I know that I was not singled out for this especially nasty experience. Of late, instead of being rude to the tele-callers or the e-mail pushers I just hang up as I know that they are making a living by hustling the harried consumers and cold prospects in an effort to own goods and services a few could dream of in their growing up years.

Instead I hold marketers - from Indian FMCG companies, white good makers, utility companies, e-governance services et all - guilty of pushing their teams to adopt this "hit and sell" approach.

As part of a growing economy the focus of Indian marketers was to sell. India offered them far too many takers for too few goods. From HMT watches to kerosene, from milk to text books, from Bajaj scooters to Janata stoves to Janata dhotis, the list spilled the whole nine yards.

The obsessive focus on selling, called customer acquisition in the teak panelled board rooms, has continued even in the post-reforms era. Today times have changed. The customer has a choice and the concept of brand loyalty is becoming all too fragile. Marketers can ill-afford to live in the short-sighted make-believe world that has a huge untapped market waiting to be "sold to".

Nearly 90 percent of Indians who needed a mobile phone and could afford one have bought one. The next level of growth will be spurred only by superior customer experience. Marketers must realize that superior customer experience alone can lead to customer retention, repeat purchase and higher consumption.

The 16th annual global CEO survey 2013 by consultancy firm PriceWaterhouse Coopers among 1330 CEOs in 68 countries brought out customer experience enhancement among the Top 3 priority areas - something that never featured among Top 3 priorities in the previous 15 annual surveys.

A deeper look at marketing budgets will show allocation skewed heavily in favour of customer acquisition. Customer retention, like a foot note, gets only 2-3 per cent of the overall marketing spend.

A change is on the horizon with companies beginning to step up spends on customer retention to 5-8 percent using it for multiple services like analytics and social media tools.

They are engaging the BPO industry, as the belief now is that a customer's talk to a call centre provides valuable feedback on less than happy customer experience. One Indian company Airtel, recognised this almost a decade back and chose to outsource their call centre business in a Rs.1,000 crore deal between four BPO players in 2004-05.

However, most of the other Indian CEOs have failed to tap this resource - "back office of the world" - to listen to customer chatter and improve customer retention.

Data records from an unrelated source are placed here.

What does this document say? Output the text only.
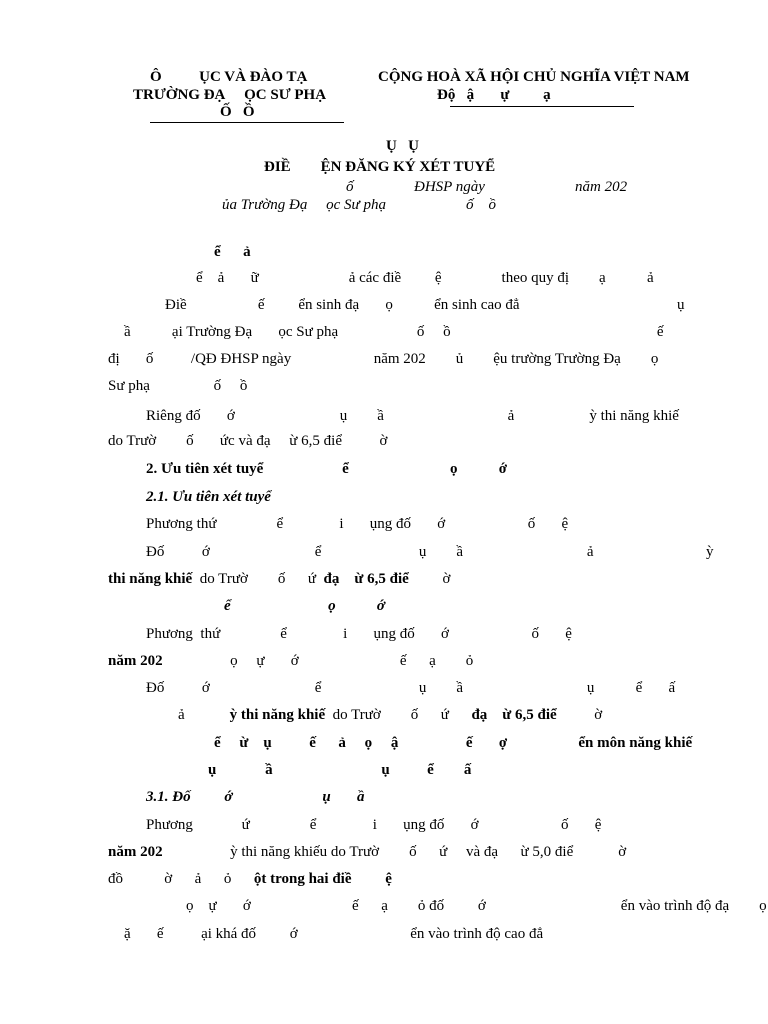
Ô          ỤC VÀ ĐÀO TẠ
TRƯỜNG ĐẠ     ỌC SƯ PHẠ
Ố   Ồ
CỘNG HOÀ XÃ HỘI CHỦ NGHĨA VIỆT NAM
Độ   ậ       ự         ạ
Ụ   Ụ
ĐIỀ        ỆN ĐĂNG KÝ XÉT TUYỂ
ố	ĐHSP ngày	năm 202
ủa Trường Đạ     ọc Sư phạ	ố    ồ
ể      ả
ể    ả       ữ                        ả các điề         ệ                theo quy đị        ạ           ả
Điề                   ế         ển sinh đạ       ọ           ển sinh cao đẳ                                          ụ
ầ           ại Trường Đạ       ọc Sư phạ                     ố     ồ                                                       ế
đị       ố          /QĐ ĐHSP ngày                      năm 202        ủ        ệu trường Trường Đạ        ọ
Sư phạ                 ố     ồ
Riêng đố       ớ                            ụ        ầ                                 ả                    ỳ thi năng khiế
do Trườ        ố       ức và đạ     ừ 6,5 điể          ờ
2. Ưu tiên xét tuyể                     ể                           ọ           ớ
2.1. Ưu tiên xét tuyể
Phương thứ                ể               i       ụng đố       ớ                      ố       ệ
Đố          ớ                            ể                          ụ        ầ                                 ả                              ỳ
thi năng khiế  do Trườ        ố      ứ  đạ    ừ 6,5 điể         ờ
ể                          ọ           ớ
Phương  thứ                ể               i       ụng đố       ớ                      ố       ệ
năm 202                  ọ     ự       ớ                           ế      ạ        ỏ
Đố          ớ                            ể                          ụ        ầ                                 ụ           ể       ấ
ả            ỳ thi năng khiế  do Trườ        ố      ứ      đạ    ừ 6,5 điể          ờ
ể     ừ    ụ          ế      ả     ọ     ậ                  ế       ợ                   ển môn năng khiế
ụ             ầ                             ụ          ể        ấ
3.1. Đố         ớ                        ụ       ầ
Phương             ứ                ể               i       ụng đố       ớ                      ố       ệ
năm 202                  ỳ thi năng khiếu do Trườ        ố      ứ     và đạ      ừ 5,0 điể            ờ
đồ           ờ      ả      ỏ      ột trong hai điề         ệ
ọ    ự       ớ                           ế      ạ        ỏ đố         ớ                                    ển vào trình độ đạ        ọ
ặ       ế          ại khá đố         ớ                              ển vào trình độ cao đẳ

The Indian BPO industry, responsible for order fulfillment, customer service, technical support, claim settlement and complaint resolution, has nearly quadrupled from Rs. 20,000 crore in 2004-05 to an estimated Rs.85,000 crore in 2012-13, mainly on export business. The share of domestic BPO business still hovers at less than one-sixth.

Those domestic companies that have outsourced their work to BPO centres - mobile phone service providers (50 percent), banks and financial services companies (35 percent) and the rest 15 percent - admit the dramatic change in their view of the call centres after they discovered critical insights from customer chatter.

A hundred million hassled consumers join me in looking forward to the day when companies really listen to what the customer is saying and their experience turns from pain to pleasure.